During a recent town hall meeting in the Gulf Coast community of Ocean Springs, the most applause for McDaniel came when he mentioned Ted Cruz, the Texas senator who is a darling of the Tea Party movement.

For Tea Party activists in Mississippi, Cruz is a model senator because of his efforts last fall against President Barack Obama's healthcare overhaul.
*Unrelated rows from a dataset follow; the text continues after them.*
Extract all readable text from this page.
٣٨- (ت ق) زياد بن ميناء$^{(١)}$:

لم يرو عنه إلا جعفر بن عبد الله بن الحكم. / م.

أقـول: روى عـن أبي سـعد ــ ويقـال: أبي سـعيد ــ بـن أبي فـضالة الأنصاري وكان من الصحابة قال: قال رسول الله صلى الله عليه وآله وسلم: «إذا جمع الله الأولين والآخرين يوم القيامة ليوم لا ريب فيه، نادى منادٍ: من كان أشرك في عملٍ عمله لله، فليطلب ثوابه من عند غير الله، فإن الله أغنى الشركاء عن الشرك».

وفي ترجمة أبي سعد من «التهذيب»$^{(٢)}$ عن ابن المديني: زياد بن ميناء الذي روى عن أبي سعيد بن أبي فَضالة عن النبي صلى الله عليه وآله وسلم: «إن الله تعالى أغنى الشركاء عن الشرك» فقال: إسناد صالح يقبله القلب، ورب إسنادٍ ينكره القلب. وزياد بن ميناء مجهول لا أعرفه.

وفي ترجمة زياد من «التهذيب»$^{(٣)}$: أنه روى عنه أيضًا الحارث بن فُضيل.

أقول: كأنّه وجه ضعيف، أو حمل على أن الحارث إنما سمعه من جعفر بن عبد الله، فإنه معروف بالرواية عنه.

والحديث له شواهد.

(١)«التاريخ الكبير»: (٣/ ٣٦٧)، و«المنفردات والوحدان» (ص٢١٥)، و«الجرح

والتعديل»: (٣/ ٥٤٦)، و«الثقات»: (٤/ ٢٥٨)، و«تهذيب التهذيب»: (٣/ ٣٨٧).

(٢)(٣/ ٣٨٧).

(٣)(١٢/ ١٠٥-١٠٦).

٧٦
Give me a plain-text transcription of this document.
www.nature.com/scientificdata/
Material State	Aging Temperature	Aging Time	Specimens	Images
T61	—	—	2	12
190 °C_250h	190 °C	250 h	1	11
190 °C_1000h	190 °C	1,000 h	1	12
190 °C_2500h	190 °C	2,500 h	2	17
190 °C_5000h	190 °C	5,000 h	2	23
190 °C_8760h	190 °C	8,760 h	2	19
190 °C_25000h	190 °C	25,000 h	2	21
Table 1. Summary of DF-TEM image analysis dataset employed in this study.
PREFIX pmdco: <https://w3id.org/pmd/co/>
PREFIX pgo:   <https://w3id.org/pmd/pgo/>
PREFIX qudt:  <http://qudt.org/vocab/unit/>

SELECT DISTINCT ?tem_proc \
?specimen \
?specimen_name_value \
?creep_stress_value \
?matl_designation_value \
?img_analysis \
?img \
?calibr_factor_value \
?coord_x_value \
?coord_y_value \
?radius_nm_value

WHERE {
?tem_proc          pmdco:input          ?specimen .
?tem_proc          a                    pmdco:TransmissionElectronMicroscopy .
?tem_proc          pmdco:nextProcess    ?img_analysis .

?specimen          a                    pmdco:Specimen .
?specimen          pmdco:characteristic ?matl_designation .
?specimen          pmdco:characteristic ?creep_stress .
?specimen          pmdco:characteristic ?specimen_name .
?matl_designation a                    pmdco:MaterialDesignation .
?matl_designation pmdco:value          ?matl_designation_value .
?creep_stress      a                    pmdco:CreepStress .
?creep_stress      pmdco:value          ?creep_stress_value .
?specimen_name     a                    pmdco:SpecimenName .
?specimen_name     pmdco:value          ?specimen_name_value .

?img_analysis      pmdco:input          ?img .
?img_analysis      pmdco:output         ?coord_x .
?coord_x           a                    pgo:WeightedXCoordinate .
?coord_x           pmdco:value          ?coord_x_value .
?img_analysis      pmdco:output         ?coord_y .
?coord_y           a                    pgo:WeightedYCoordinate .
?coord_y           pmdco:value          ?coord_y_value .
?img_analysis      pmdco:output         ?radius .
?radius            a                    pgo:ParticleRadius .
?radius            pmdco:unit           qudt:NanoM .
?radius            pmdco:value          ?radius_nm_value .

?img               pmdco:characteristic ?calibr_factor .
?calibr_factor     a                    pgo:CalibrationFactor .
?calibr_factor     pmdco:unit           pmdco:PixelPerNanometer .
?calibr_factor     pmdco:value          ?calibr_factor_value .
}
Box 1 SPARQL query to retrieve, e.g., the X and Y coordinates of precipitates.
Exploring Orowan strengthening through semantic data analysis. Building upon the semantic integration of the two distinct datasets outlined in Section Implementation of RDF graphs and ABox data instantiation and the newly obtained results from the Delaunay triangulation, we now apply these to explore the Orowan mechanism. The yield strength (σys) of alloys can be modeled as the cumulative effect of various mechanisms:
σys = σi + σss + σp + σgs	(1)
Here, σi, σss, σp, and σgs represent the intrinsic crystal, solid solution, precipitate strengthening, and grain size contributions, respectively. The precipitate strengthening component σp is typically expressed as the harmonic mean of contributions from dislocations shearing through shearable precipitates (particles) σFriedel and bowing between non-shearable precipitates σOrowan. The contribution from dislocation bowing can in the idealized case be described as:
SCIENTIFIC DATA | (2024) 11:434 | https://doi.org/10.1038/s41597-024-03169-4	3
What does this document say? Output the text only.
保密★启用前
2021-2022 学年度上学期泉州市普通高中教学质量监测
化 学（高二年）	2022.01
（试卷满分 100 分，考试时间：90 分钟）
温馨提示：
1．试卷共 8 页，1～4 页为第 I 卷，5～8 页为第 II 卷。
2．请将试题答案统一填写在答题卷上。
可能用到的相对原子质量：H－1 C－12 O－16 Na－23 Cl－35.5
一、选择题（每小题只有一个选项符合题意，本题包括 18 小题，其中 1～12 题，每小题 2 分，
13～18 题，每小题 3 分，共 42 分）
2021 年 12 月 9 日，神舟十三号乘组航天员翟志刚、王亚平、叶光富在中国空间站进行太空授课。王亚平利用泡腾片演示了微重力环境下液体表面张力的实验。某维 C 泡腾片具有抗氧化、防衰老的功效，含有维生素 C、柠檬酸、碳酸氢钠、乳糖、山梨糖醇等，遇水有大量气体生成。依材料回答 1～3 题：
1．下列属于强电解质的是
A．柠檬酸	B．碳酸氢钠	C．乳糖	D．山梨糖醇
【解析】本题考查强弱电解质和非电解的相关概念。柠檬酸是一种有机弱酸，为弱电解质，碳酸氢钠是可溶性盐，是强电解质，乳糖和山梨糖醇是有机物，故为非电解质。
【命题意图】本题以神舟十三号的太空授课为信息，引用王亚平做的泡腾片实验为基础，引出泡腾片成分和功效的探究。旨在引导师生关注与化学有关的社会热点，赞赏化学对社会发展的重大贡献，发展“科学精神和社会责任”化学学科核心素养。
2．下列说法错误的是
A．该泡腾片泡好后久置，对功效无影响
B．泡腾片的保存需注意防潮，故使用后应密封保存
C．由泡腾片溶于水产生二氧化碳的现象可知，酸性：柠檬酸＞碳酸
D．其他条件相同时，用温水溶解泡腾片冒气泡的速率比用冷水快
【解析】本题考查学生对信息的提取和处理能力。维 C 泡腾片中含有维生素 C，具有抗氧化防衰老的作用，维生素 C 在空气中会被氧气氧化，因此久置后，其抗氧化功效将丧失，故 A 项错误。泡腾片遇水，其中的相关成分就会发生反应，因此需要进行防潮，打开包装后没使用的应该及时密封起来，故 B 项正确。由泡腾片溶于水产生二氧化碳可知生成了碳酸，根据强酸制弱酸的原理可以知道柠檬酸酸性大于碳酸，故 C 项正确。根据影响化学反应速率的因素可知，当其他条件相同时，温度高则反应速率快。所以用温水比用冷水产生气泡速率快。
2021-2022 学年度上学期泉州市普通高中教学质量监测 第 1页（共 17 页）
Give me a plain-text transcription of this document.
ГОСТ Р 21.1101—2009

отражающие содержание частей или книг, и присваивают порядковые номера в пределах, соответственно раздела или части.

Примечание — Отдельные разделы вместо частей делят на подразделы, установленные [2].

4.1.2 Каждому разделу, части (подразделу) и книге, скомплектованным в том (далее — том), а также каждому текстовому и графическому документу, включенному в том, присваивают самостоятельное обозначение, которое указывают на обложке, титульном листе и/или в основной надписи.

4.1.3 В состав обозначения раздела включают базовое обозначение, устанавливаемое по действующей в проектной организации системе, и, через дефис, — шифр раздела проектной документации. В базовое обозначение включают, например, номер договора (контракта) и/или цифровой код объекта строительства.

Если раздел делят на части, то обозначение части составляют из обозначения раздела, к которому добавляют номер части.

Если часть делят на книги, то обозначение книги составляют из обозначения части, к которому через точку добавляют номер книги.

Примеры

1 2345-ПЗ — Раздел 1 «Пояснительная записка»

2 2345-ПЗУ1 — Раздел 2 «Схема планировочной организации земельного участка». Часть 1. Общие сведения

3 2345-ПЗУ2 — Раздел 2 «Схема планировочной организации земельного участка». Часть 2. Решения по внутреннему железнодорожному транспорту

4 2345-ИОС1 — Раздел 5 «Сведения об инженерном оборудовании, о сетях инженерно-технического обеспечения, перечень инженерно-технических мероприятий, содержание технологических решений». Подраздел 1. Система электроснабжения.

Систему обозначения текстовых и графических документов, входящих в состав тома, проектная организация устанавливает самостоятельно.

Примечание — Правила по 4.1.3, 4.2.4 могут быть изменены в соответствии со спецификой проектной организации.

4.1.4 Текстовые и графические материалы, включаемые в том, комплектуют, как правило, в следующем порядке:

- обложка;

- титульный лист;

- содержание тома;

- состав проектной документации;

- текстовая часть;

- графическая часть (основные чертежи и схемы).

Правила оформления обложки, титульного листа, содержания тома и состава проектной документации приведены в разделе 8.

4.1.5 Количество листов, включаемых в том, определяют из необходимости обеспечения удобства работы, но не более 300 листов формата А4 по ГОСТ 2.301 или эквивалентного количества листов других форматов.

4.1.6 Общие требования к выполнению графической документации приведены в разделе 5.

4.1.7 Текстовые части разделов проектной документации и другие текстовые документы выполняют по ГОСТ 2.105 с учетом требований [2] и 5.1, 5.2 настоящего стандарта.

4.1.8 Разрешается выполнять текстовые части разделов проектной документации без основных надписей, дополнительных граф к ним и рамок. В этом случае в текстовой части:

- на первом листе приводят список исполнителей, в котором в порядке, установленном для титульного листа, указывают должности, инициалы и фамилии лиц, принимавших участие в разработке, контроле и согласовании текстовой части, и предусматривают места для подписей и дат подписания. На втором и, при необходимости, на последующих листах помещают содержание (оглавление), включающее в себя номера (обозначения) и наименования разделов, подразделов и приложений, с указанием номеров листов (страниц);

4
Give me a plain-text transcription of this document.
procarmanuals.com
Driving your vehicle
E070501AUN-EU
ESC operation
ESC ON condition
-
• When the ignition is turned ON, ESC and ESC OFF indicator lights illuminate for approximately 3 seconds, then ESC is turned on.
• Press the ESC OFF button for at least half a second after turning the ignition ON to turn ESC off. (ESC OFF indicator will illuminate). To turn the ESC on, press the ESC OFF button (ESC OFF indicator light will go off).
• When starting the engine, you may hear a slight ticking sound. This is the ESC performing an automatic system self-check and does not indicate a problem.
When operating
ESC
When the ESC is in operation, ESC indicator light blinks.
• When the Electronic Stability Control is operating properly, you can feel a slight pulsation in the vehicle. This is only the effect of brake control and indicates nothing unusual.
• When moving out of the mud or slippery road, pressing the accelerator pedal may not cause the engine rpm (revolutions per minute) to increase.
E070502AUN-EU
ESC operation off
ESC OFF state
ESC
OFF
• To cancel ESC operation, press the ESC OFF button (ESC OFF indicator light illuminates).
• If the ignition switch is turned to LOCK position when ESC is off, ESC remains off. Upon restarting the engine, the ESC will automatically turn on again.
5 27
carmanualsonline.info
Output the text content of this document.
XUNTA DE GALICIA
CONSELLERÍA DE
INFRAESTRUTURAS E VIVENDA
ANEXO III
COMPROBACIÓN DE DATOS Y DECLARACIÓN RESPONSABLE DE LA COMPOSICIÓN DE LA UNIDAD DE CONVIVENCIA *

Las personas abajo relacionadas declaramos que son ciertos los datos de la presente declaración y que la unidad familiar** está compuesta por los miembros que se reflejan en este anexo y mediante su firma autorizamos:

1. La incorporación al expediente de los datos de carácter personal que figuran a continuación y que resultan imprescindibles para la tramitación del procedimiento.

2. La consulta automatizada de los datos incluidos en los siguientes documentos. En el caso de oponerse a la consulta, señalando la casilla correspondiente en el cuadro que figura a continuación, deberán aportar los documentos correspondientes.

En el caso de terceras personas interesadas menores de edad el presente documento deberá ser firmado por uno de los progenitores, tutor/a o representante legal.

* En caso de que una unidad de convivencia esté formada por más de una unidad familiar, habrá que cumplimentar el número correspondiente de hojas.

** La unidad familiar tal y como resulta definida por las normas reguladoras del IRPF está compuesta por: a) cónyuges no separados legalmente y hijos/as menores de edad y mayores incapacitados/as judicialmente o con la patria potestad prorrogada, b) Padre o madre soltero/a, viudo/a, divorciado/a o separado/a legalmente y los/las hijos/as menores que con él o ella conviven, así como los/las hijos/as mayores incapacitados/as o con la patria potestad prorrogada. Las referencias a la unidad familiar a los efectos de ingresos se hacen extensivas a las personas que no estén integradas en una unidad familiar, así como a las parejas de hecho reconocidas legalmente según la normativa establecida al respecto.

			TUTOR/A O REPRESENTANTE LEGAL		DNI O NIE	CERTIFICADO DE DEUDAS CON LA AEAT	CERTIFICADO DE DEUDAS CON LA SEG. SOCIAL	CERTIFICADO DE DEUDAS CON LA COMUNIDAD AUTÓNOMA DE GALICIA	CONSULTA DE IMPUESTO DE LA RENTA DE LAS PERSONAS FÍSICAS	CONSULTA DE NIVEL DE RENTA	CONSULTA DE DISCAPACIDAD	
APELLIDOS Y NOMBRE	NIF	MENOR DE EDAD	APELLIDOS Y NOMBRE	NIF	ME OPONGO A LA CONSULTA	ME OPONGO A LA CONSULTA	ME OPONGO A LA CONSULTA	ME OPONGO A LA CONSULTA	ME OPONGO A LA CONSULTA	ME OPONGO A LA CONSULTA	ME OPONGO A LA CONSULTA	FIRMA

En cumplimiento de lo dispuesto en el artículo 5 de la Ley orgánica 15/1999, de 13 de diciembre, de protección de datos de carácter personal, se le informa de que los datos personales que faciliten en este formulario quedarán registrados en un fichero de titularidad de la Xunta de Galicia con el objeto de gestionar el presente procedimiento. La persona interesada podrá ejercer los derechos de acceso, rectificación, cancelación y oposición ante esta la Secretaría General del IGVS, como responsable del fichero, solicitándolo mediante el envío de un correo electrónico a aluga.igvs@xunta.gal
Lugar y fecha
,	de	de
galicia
Establishment Republicans opposed Obamacare, too, just not as vigorously, and the Tea Party is trying to punish Cochran for not standing with Cruz.

"It was an embarrassment to us that no senator from a state as conservative as Mississippi fought for our principles," said Robert Peters of the Vicksburg Tea Party, who is leading local volunteer efforts for McDaniel's campaign.

McDaniel's stump speech, sprinkled with references to Republican presidents Ronald Reagan and Calvin Coolidge, is delivered in a folksy, humorous style similar to that of another Tea Party favorite, Kentucky Senator Rand Paul.

For McDaniel to win, he will have to persuade Mississippi voters that the state would be better off without as much help from the federal government. Democrats hope that McDaniel continues to stress that point.

"If that federal money is cut off, things would turn really Third World around here really quickly," said Mississippi Democratic Party Chairman Rickey Cole.

COMPLACENCY SEEN IN COCHRAN

Cochran's supporters praise the senator for quietly bringing federal dollars to the state.

"Yes, we worked together to bring money to Mississippi," said former Mississippi senator Trent Lott, a Republican who is backing Cochran's reelection bid. "What's wrong with that?"

Cochran has not had a competitive race since 1978, when he became only the second man since World War II to win his seat.

Marvin King, a political science professor at the University of Mississippi, suggested Cochran became vulnerable by being too complacent and failing to learn from successful Tea Party primary challenges elsewhere.

"Senator Cochran opened himself up to a challenge by not raising enough money over the last six years," King said.

Cochran had $1.1 million in campaign cash at the end of 2013, compared with $315,000 for McDaniel. The gap was daunting, but it paled in comparison to the buffer that Republican Senate Minority Leader Mitch McConnell's $10.9 million had in Kentucky over Tea Party challenger Matt Bevin, who had just more than $500,000. McConnell has a big lead in polls.

Mississippi "is the perfect environment for a primary challenge to a sitting senator," said Henry Barbour, Haley's nephew, who heads Mississippi Conservatives, a political action committee that has spent nearly $600,000 on pro-Cochran television ads. "Washington is broke, everyone knows it, and people want change."

One disadvantage for Cochran is his weakness on the campaign stump. At a recent event at Mississippi State University, whose president is the senator's former chief of staff, Cochran read a short speech gamely but uncomfortably. He did not engage in the type of give-and-take with his audience that is a staple of McDaniel's campaign appearances.

A Republican strategist familiar with the campaign said Cochran was unlikely to debate McDaniel.

"You don't want Cochran standing beside a young, hungry politician," the strategist said. "The optics wouldn't be good."

The University of Mississippi's King said Cochran's "strength has never been in public speaking; his strength has been in delivering more federal aid than the state would otherwise have received."

Noting that buildings across Mississippi, including a research center on his campus, carry Cochran's name, King said: "He has great name recognition."